Bon, allez, s’il lui répondait, peut-être qu’elle s’en irait après quelques questions.
— Vété.
— Moi aussi !
— Paraît que la première est hyper difficile. Prête à être désillusionnée ou déçue ?
— T’es un sacré positif, dis donc ! fit-elle en souriant timidement.
— Je ne suis ni positif ni négatif. Mais il faut avouer que c’est souvent la même chose. Quelle que soit ta motivation à la base, il y aura toujours des trucs qui n’iront pas comme tu l’imaginais. Attends-toi à être déçue d’une manière ou d’une autre à un moment ou un autre. C’est comme ça !
Il avait terminé sa phrase en se fâchant presque, déversant sa frustration. Surprise, la jeune fille s’était légèrement reculée. Il la fixa une fraction de seconde puis se ratatina sur lui-même, visiblement honteux.
— Je m’excuse, articula-t-il doucement. Je… Je n’aurais pas dû te parler comme ça.
Elle se leva sans dire un mot et alla s’asseoir trois bancs plus loin, le nez levé et la bouche tordue vers le bas. Super ! Bravo, Alex ! T’as encore gagné le gros lot ! Il jeta un œil en direction de la jeune fille et imagina se lever pour aller s’excuser encore une fois, mais se ravisa, persuadé qu’il s’enfoncerait plus qu’autre chose.
À présent, la place était bien animée.
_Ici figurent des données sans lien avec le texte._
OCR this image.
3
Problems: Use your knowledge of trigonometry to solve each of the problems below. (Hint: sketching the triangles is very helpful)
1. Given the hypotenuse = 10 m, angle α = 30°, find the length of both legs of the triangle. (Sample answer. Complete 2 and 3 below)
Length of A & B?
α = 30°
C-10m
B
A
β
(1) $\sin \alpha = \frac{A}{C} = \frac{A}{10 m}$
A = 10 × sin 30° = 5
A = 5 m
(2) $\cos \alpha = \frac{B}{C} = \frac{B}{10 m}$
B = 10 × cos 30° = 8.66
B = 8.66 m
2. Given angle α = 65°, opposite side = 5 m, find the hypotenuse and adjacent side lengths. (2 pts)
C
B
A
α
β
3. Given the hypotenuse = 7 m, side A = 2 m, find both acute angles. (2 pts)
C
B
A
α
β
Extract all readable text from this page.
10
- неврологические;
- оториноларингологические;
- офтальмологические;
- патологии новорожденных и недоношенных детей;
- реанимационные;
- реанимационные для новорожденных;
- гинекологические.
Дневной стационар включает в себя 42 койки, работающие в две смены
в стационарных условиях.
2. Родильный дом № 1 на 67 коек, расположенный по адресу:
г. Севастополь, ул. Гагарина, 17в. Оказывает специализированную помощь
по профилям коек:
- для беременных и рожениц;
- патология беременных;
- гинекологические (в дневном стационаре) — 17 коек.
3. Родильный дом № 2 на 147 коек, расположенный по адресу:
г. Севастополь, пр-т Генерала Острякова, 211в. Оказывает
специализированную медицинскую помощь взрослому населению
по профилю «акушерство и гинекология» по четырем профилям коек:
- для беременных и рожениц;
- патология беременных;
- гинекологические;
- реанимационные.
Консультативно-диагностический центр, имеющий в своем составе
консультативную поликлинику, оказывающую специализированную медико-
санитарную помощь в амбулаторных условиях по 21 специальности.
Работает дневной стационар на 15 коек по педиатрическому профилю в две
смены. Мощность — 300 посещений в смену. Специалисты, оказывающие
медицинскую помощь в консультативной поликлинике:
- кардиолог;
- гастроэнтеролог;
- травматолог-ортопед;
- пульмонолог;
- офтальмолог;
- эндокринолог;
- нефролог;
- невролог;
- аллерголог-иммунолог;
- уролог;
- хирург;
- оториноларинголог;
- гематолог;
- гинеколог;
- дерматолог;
Quelques couples s’enlaçaient tendrement, assis sur les marches de béton, et il pensa immédiatement à Noémie et Arius. Il balaya du regard les passants, attendit encore une bonne demi-heure et les vit enfin arriver en provenance du haut de la ville. Les deux tourtereaux ne semblaient pas vraiment se soucier du fait qu’il leur manquait un élément (pourtant essentiel). Lorsqu’Arius le vit, il leva le bras en l’appelant si fort que tous se retournèrent. Alex se sentit rougir. Il n’aimait pas être au centre de l’attention. En plus, la Lisa s’était retournée aussi ! Super de chez super !
— T’étais passé où, man ? lança Arius en lui donnant une claque amicale dans le dos. On t’a cherché partout !
Que dire ? Qu’il ne voulait pas jouer les chaperons ? Qu’il avait l’impression de ne pas avoir le temps de regarder ce qu’il voulait ? Qu’il se sentait de trop ? Il fit le plein d’air dans ses poumons pour répliquer un truc bien cinglant, mais au dernier moment, il se ravisa.
— Je vous avais perdu de vue alors je me suis dit que j’allais simplement vous attendre ici.
— Faut suivre, man ! Faut suivre ! Noémie m’a montré des tas de trucs là-bas. Y’a des labos et tout ! On va s’marrer, moi j’te l’dis !
— Bon, on continue ? lança Noémie. Ensemble cette fois-ci ! On en profitera pour aller manger un bout ! Ça vous tente ?
Les deux garçons acquiescèrent et le petit groupe repartit en direction de la gare. Alex se retourna une dernière fois vers les bancs, mais Lisa ne s’y trouvait plus. Il la vit partir en courant, les bras toujours bien serrés contre son tas de papiers, et se dit que franchement, sur ce coup-là, il avait bien merdé.